Society has evolved in the past to understand son’s mental health.

This is, of course, a complete fantasy. Nicholas is dead, and any wish money can bring him back. In the real world, Peter stands still as Beth comes to comfort him. son He is so engrossed in his apathy and deafness that the person who ignores his son’s endless prayers for help, considers it as personal enmity, thinking that his son will ever dedicate a book to him. It’s a moment that completely robs Nicholas of any agency, all of which Peter and his son experience about mental illness. Peter is the one who really suffered, after all, a sad son. It is despicable.

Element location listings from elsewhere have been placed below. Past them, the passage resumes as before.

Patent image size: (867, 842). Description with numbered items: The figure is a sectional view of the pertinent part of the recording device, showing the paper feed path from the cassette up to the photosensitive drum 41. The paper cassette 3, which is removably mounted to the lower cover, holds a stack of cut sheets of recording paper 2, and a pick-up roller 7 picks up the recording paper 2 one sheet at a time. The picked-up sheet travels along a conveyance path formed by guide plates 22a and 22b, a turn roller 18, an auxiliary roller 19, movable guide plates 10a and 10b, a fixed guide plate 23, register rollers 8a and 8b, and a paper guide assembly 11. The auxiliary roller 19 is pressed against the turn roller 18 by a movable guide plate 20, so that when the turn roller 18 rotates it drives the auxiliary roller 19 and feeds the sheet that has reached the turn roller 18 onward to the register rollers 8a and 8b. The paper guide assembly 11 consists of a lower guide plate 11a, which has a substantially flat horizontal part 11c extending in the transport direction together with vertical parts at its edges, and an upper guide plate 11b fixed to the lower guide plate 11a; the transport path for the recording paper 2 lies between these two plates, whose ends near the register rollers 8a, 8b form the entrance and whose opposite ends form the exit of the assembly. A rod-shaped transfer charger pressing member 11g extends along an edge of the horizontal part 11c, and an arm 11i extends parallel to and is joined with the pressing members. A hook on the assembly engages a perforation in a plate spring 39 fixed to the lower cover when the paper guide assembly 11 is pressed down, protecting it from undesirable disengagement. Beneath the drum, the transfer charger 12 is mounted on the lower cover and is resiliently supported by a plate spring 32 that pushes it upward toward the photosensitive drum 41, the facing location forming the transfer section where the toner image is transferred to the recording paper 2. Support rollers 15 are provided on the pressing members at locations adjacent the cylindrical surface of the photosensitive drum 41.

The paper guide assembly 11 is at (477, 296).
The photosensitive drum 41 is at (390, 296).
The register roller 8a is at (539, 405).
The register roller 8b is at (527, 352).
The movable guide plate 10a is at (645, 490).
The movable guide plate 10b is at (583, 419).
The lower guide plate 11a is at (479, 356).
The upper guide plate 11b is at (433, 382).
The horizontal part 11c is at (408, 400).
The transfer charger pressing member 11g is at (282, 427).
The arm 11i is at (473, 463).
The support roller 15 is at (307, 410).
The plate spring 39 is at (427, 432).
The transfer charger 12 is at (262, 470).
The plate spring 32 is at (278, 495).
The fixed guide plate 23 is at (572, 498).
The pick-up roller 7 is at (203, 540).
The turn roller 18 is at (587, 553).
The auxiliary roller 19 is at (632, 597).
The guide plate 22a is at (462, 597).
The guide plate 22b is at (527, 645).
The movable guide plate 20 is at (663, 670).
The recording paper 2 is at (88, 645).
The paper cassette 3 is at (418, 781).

The root of the problem is that the film, like Kate and Peter, constantly ignores Nicholas. son He is very invested in his parents, especially Peter and Beth, and how they constantly fail their son by not understanding him, ignoring him, or blaming him for his sadness. Without them responding to these actions. In a particularly heated moment (judging by the context, it should be highly dramatic with a capital D) Peter yells at Nicholas, “When you hurt yourself, it’s like you’re doing it to me.” Seriously. Maybe it would have flown 5 or even 10 years ago, but society has evolved a long time ago sonUnderstanding mental health.

son It can be an effective demonstration of how apathy and lack of understanding can lead to avoidable tragedy. Maybe that’s how it should have been. Instead, Florian Zeller forces us to sit through this plodding, bleak, emotionally taxing, brutal story. It’s a film with such self-serving importance that it completely forgets the most important character, and he’s right in the title. son There’s an embarrassment, a disdain for people with mental health issues, and a dramatically uncomfortable story that relies on heavy musical cues, thin staging, and wooden acting to bring its comedic script to life. Can be brought in any form. This is the worst movie of 2022, and the worst ending.